What is a CASA? CASA stands for Court Appointed Special Advocate. CASAs are objective, community volunteers who are not part of the child welfare system and focus their efforts solely on gathering information and making recommendations regarding children in abuse, neglect or dependency cases. These are children who have fallen as victims and found themselves in the court system due to no fault of their own. Volunteers are carefully screened and are very well trained; they receive a minimum 30 hours of initial training and 12 hours of ongoing training each year.
When appointed by the judge, CASAs research the case, review documents, interview people and make a report to the court regarding what is in the “best interest” of abused and / or neglected children in terms of services, placement, visitation, reunification and permanency.

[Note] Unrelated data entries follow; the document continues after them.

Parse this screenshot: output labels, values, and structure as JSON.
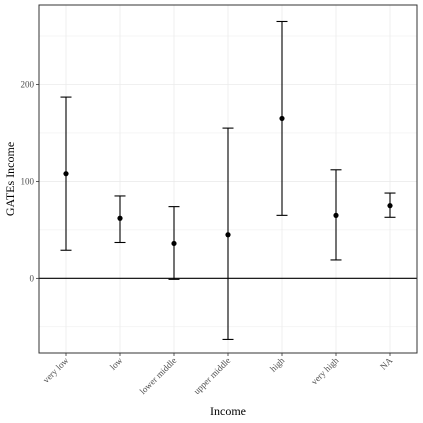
{
  "chart_data": {
    "type": "errorbar",
    "title": "",
    "xlabel": "Income",
    "ylabel": "GATEs Income",
    "categories": [
      "very low",
      "low",
      "lower middle",
      "upper middle",
      "high",
      "very high",
      "NA"
    ],
    "estimates": [
      108,
      62,
      36,
      45,
      165,
      65,
      75
    ],
    "lower": [
      29,
      37,
      -1,
      -63,
      65,
      19,
      63
    ],
    "upper": [
      187,
      85,
      74,
      155,
      265,
      112,
      88
    ],
    "yticks": [
      0,
      100,
      200
    ],
    "ylim": [
      -77,
      282
    ],
    "reference_line": 0,
    "grid": true,
    "legend": "none"
  }
}
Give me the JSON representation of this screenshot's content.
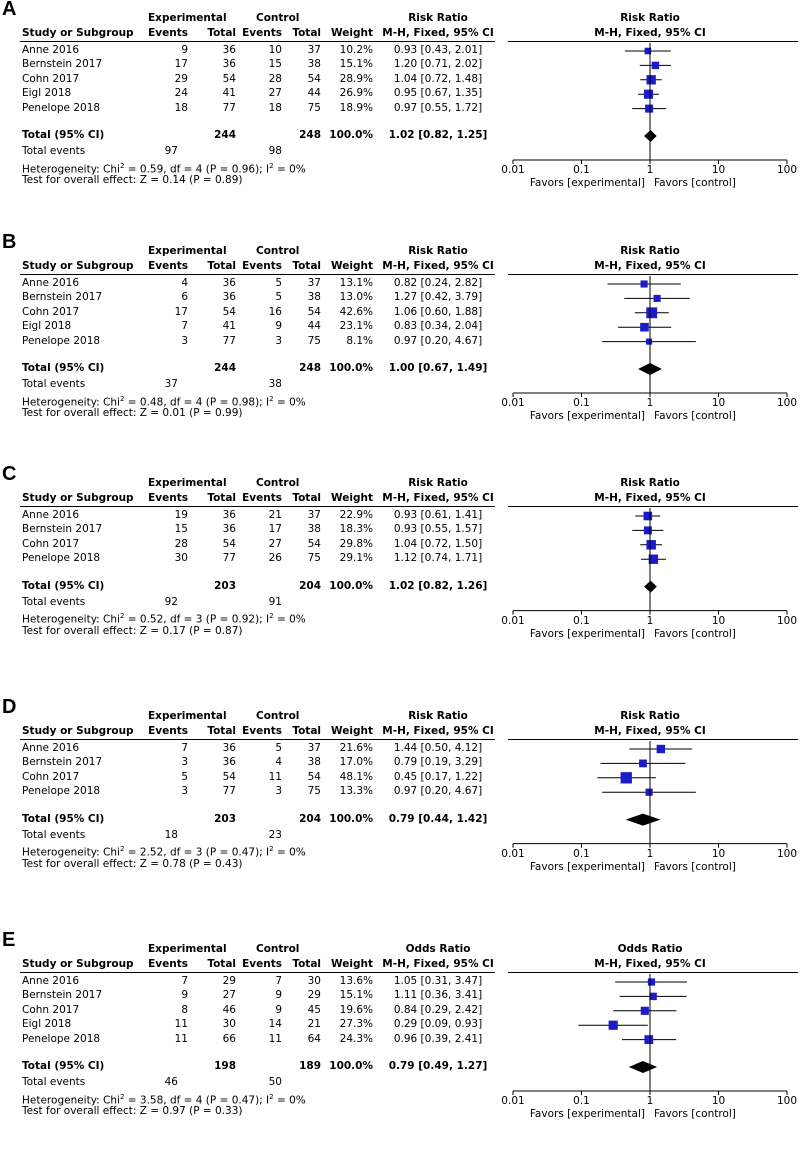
{
  "headers": {
    "study": "Study or Subgroup",
    "experimental": "Experimental",
    "control": "Control",
    "events": "Events",
    "total": "Total",
    "weight": "Weight",
    "method": "M-H, Fixed, 95% CI",
    "total_row": "Total (95% CI)",
    "total_events": "Total events"
  },
  "axis": {
    "ticks": [
      "0.01",
      "0.1",
      "1",
      "10",
      "100"
    ],
    "favors_left": "Favors [experimental]",
    "favors_right": "Favors [control]"
  },
  "colors": {
    "marker": "#1b1bc9",
    "diamond": "#000000",
    "line": "#000000"
  },
  "panels": [
    {
      "label": "A",
      "measure": "Risk Ratio",
      "studies": [
        {
          "name": "Anne 2016",
          "ee": "9",
          "et": "36",
          "ce": "10",
          "ct": "37",
          "w": "10.2%",
          "ci": "0.93 [0.43, 2.01]",
          "est": 0.93,
          "lo": 0.43,
          "hi": 2.01,
          "wt": 10.2
        },
        {
          "name": "Bernstein 2017",
          "ee": "17",
          "et": "36",
          "ce": "15",
          "ct": "38",
          "w": "15.1%",
          "ci": "1.20 [0.71, 2.02]",
          "est": 1.2,
          "lo": 0.71,
          "hi": 2.02,
          "wt": 15.1
        },
        {
          "name": "Cohn 2017",
          "ee": "29",
          "et": "54",
          "ce": "28",
          "ct": "54",
          "w": "28.9%",
          "ci": "1.04 [0.72, 1.48]",
          "est": 1.04,
          "lo": 0.72,
          "hi": 1.48,
          "wt": 28.9
        },
        {
          "name": "Eigl 2018",
          "ee": "24",
          "et": "41",
          "ce": "27",
          "ct": "44",
          "w": "26.9%",
          "ci": "0.95 [0.67, 1.35]",
          "est": 0.95,
          "lo": 0.67,
          "hi": 1.35,
          "wt": 26.9
        },
        {
          "name": "Penelope 2018",
          "ee": "18",
          "et": "77",
          "ce": "18",
          "ct": "75",
          "w": "18.9%",
          "ci": "0.97 [0.55, 1.72]",
          "est": 0.97,
          "lo": 0.55,
          "hi": 1.72,
          "wt": 18.9
        }
      ],
      "total": {
        "et": "244",
        "ct": "248",
        "w": "100.0%",
        "ci": "1.02 [0.82, 1.25]",
        "est": 1.02,
        "lo": 0.82,
        "hi": 1.25
      },
      "events": {
        "e": "97",
        "c": "98"
      },
      "het": {
        "pre": "Heterogeneity: Chi",
        "sup1": "2",
        "mid": " = 0.59, df = 4 (P = 0.96); I",
        "sup2": "2",
        "post": " = 0%"
      },
      "overall": "Test for overall effect: Z = 0.14 (P = 0.89)"
    },
    {
      "label": "B",
      "measure": "Risk Ratio",
      "studies": [
        {
          "name": "Anne 2016",
          "ee": "4",
          "et": "36",
          "ce": "5",
          "ct": "37",
          "w": "13.1%",
          "ci": "0.82 [0.24, 2.82]",
          "est": 0.82,
          "lo": 0.24,
          "hi": 2.82,
          "wt": 13.1
        },
        {
          "name": "Bernstein 2017",
          "ee": "6",
          "et": "36",
          "ce": "5",
          "ct": "38",
          "w": "13.0%",
          "ci": "1.27 [0.42, 3.79]",
          "est": 1.27,
          "lo": 0.42,
          "hi": 3.79,
          "wt": 13.0
        },
        {
          "name": "Cohn 2017",
          "ee": "17",
          "et": "54",
          "ce": "16",
          "ct": "54",
          "w": "42.6%",
          "ci": "1.06 [0.60, 1.88]",
          "est": 1.06,
          "lo": 0.6,
          "hi": 1.88,
          "wt": 42.6
        },
        {
          "name": "Eigl 2018",
          "ee": "7",
          "et": "41",
          "ce": "9",
          "ct": "44",
          "w": "23.1%",
          "ci": "0.83 [0.34, 2.04]",
          "est": 0.83,
          "lo": 0.34,
          "hi": 2.04,
          "wt": 23.1
        },
        {
          "name": "Penelope 2018",
          "ee": "3",
          "et": "77",
          "ce": "3",
          "ct": "75",
          "w": "8.1%",
          "ci": "0.97 [0.20, 4.67]",
          "est": 0.97,
          "lo": 0.2,
          "hi": 4.67,
          "wt": 8.1
        }
      ],
      "total": {
        "et": "244",
        "ct": "248",
        "w": "100.0%",
        "ci": "1.00 [0.67, 1.49]",
        "est": 1.0,
        "lo": 0.67,
        "hi": 1.49
      },
      "events": {
        "e": "37",
        "c": "38"
      },
      "het": {
        "pre": "Heterogeneity: Chi",
        "sup1": "2",
        "mid": " = 0.48, df = 4 (P = 0.98); I",
        "sup2": "2",
        "post": " = 0%"
      },
      "overall": "Test for overall effect: Z = 0.01 (P = 0.99)"
    },
    {
      "label": "C",
      "measure": "Risk Ratio",
      "studies": [
        {
          "name": "Anne 2016",
          "ee": "19",
          "et": "36",
          "ce": "21",
          "ct": "37",
          "w": "22.9%",
          "ci": "0.93 [0.61, 1.41]",
          "est": 0.93,
          "lo": 0.61,
          "hi": 1.41,
          "wt": 22.9
        },
        {
          "name": "Bernstein 2017",
          "ee": "15",
          "et": "36",
          "ce": "17",
          "ct": "38",
          "w": "18.3%",
          "ci": "0.93 [0.55, 1.57]",
          "est": 0.93,
          "lo": 0.55,
          "hi": 1.57,
          "wt": 18.3
        },
        {
          "name": "Cohn 2017",
          "ee": "28",
          "et": "54",
          "ce": "27",
          "ct": "54",
          "w": "29.8%",
          "ci": "1.04 [0.72, 1.50]",
          "est": 1.04,
          "lo": 0.72,
          "hi": 1.5,
          "wt": 29.8
        },
        {
          "name": "Penelope 2018",
          "ee": "30",
          "et": "77",
          "ce": "26",
          "ct": "75",
          "w": "29.1%",
          "ci": "1.12 [0.74, 1.71]",
          "est": 1.12,
          "lo": 0.74,
          "hi": 1.71,
          "wt": 29.1
        }
      ],
      "total": {
        "et": "203",
        "ct": "204",
        "w": "100.0%",
        "ci": "1.02 [0.82, 1.26]",
        "est": 1.02,
        "lo": 0.82,
        "hi": 1.26
      },
      "events": {
        "e": "92",
        "c": "91"
      },
      "het": {
        "pre": "Heterogeneity: Chi",
        "sup1": "2",
        "mid": " = 0.52, df = 3 (P = 0.92); I",
        "sup2": "2",
        "post": " = 0%"
      },
      "overall": "Test for overall effect: Z = 0.17 (P = 0.87)"
    },
    {
      "label": "D",
      "measure": "Risk Ratio",
      "studies": [
        {
          "name": "Anne 2016",
          "ee": "7",
          "et": "36",
          "ce": "5",
          "ct": "37",
          "w": "21.6%",
          "ci": "1.44 [0.50, 4.12]",
          "est": 1.44,
          "lo": 0.5,
          "hi": 4.12,
          "wt": 21.6
        },
        {
          "name": "Bernstein 2017",
          "ee": "3",
          "et": "36",
          "ce": "4",
          "ct": "38",
          "w": "17.0%",
          "ci": "0.79 [0.19, 3.29]",
          "est": 0.79,
          "lo": 0.19,
          "hi": 3.29,
          "wt": 17.0
        },
        {
          "name": "Cohn 2017",
          "ee": "5",
          "et": "54",
          "ce": "11",
          "ct": "54",
          "w": "48.1%",
          "ci": "0.45 [0.17, 1.22]",
          "est": 0.45,
          "lo": 0.17,
          "hi": 1.22,
          "wt": 48.1
        },
        {
          "name": "Penelope 2018",
          "ee": "3",
          "et": "77",
          "ce": "3",
          "ct": "75",
          "w": "13.3%",
          "ci": "0.97 [0.20, 4.67]",
          "est": 0.97,
          "lo": 0.2,
          "hi": 4.67,
          "wt": 13.3
        }
      ],
      "total": {
        "et": "203",
        "ct": "204",
        "w": "100.0%",
        "ci": "0.79 [0.44, 1.42]",
        "est": 0.79,
        "lo": 0.44,
        "hi": 1.42
      },
      "events": {
        "e": "18",
        "c": "23"
      },
      "het": {
        "pre": "Heterogeneity: Chi",
        "sup1": "2",
        "mid": " = 2.52, df = 3 (P = 0.47); I",
        "sup2": "2",
        "post": " = 0%"
      },
      "overall": "Test for overall effect: Z = 0.78 (P = 0.43)"
    },
    {
      "label": "E",
      "measure": "Odds Ratio",
      "studies": [
        {
          "name": "Anne 2016",
          "ee": "7",
          "et": "29",
          "ce": "7",
          "ct": "30",
          "w": "13.6%",
          "ci": "1.05 [0.31, 3.47]",
          "est": 1.05,
          "lo": 0.31,
          "hi": 3.47,
          "wt": 13.6
        },
        {
          "name": "Bernstein 2017",
          "ee": "9",
          "et": "27",
          "ce": "9",
          "ct": "29",
          "w": "15.1%",
          "ci": "1.11 [0.36, 3.41]",
          "est": 1.11,
          "lo": 0.36,
          "hi": 3.41,
          "wt": 15.1
        },
        {
          "name": "Cohn 2017",
          "ee": "8",
          "et": "46",
          "ce": "9",
          "ct": "45",
          "w": "19.6%",
          "ci": "0.84 [0.29, 2.42]",
          "est": 0.84,
          "lo": 0.29,
          "hi": 2.42,
          "wt": 19.6
        },
        {
          "name": "Eigl 2018",
          "ee": "11",
          "et": "30",
          "ce": "14",
          "ct": "21",
          "w": "27.3%",
          "ci": "0.29 [0.09, 0.93]",
          "est": 0.29,
          "lo": 0.09,
          "hi": 0.93,
          "wt": 27.3
        },
        {
          "name": "Penelope 2018",
          "ee": "11",
          "et": "66",
          "ce": "11",
          "ct": "64",
          "w": "24.3%",
          "ci": "0.96 [0.39, 2.41]",
          "est": 0.96,
          "lo": 0.39,
          "hi": 2.41,
          "wt": 24.3
        }
      ],
      "total": {
        "et": "198",
        "ct": "189",
        "w": "100.0%",
        "ci": "0.79 [0.49, 1.27]",
        "est": 0.79,
        "lo": 0.49,
        "hi": 1.27
      },
      "events": {
        "e": "46",
        "c": "50"
      },
      "het": {
        "pre": "Heterogeneity: Chi",
        "sup1": "2",
        "mid": " = 3.58, df = 4 (P = 0.47); I",
        "sup2": "2",
        "post": " = 0%"
      },
      "overall": "Test for overall effect: Z = 0.97 (P = 0.33)"
    }
  ],
  "chart_data": [
    {
      "type": "forest",
      "title": "A",
      "measure": "Risk Ratio (M-H, Fixed, 95% CI)",
      "scale": "log",
      "xlim": [
        0.01,
        100
      ],
      "categories": [
        "Anne 2016",
        "Bernstein 2017",
        "Cohn 2017",
        "Eigl 2018",
        "Penelope 2018",
        "Total (95% CI)"
      ],
      "values": [
        0.93,
        1.2,
        1.04,
        0.95,
        0.97,
        1.02
      ],
      "lower": [
        0.43,
        0.71,
        0.72,
        0.67,
        0.55,
        0.82
      ],
      "upper": [
        2.01,
        2.02,
        1.48,
        1.35,
        1.72,
        1.25
      ]
    },
    {
      "type": "forest",
      "title": "B",
      "measure": "Risk Ratio (M-H, Fixed, 95% CI)",
      "scale": "log",
      "xlim": [
        0.01,
        100
      ],
      "categories": [
        "Anne 2016",
        "Bernstein 2017",
        "Cohn 2017",
        "Eigl 2018",
        "Penelope 2018",
        "Total (95% CI)"
      ],
      "values": [
        0.82,
        1.27,
        1.06,
        0.83,
        0.97,
        1.0
      ],
      "lower": [
        0.24,
        0.42,
        0.6,
        0.34,
        0.2,
        0.67
      ],
      "upper": [
        2.82,
        3.79,
        1.88,
        2.04,
        4.67,
        1.49
      ]
    },
    {
      "type": "forest",
      "title": "C",
      "measure": "Risk Ratio (M-H, Fixed, 95% CI)",
      "scale": "log",
      "xlim": [
        0.01,
        100
      ],
      "categories": [
        "Anne 2016",
        "Bernstein 2017",
        "Cohn 2017",
        "Penelope 2018",
        "Total (95% CI)"
      ],
      "values": [
        0.93,
        0.93,
        1.04,
        1.12,
        1.02
      ],
      "lower": [
        0.61,
        0.55,
        0.72,
        0.74,
        0.82
      ],
      "upper": [
        1.41,
        1.57,
        1.5,
        1.71,
        1.26
      ]
    },
    {
      "type": "forest",
      "title": "D",
      "measure": "Risk Ratio (M-H, Fixed, 95% CI)",
      "scale": "log",
      "xlim": [
        0.01,
        100
      ],
      "categories": [
        "Anne 2016",
        "Bernstein 2017",
        "Cohn 2017",
        "Penelope 2018",
        "Total (95% CI)"
      ],
      "values": [
        1.44,
        0.79,
        0.45,
        0.97,
        0.79
      ],
      "lower": [
        0.5,
        0.19,
        0.17,
        0.2,
        0.44
      ],
      "upper": [
        4.12,
        3.29,
        1.22,
        4.67,
        1.42
      ]
    },
    {
      "type": "forest",
      "title": "E",
      "measure": "Odds Ratio (M-H, Fixed, 95% CI)",
      "scale": "log",
      "xlim": [
        0.01,
        100
      ],
      "categories": [
        "Anne 2016",
        "Bernstein 2017",
        "Cohn 2017",
        "Eigl 2018",
        "Penelope 2018",
        "Total (95% CI)"
      ],
      "values": [
        1.05,
        1.11,
        0.84,
        0.29,
        0.96,
        0.79
      ],
      "lower": [
        0.31,
        0.36,
        0.29,
        0.09,
        0.39,
        0.49
      ],
      "upper": [
        3.47,
        3.41,
        2.42,
        0.93,
        2.41,
        1.27
      ]
    }
  ]
}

CASA volunteers monitor the child’s situation ensuring their safety and basic needs are being met. Volunteers are often the only constant adult the child knows as they navigate through the child welfare system. When a CASA volunteer accepts a case, they must agree to follow through with it until the child has a safe, permanent home. Because most volunteers carry only 1 or 2 cases at a time and are assigned to each case for its duration, they typically have a depth of information that other parties may not have obtained. More importantly, unlike child protective service providers, a CASA is legislatively mandated to see the child more often, assuring stability and their voice is consistently heard.
A child with a CASA will, when compared with a child in a like circumstance without a CASA:
- Spend significantly less time in out of home care
- Will have fewer disruptions in placement
- Will have overall fewer number of placements
- Will receive increased services as will their parents
This indicates that they will, unlike many children in foster care, stay in the same school thus maintaining the same support system, the same teachers and the same service providers.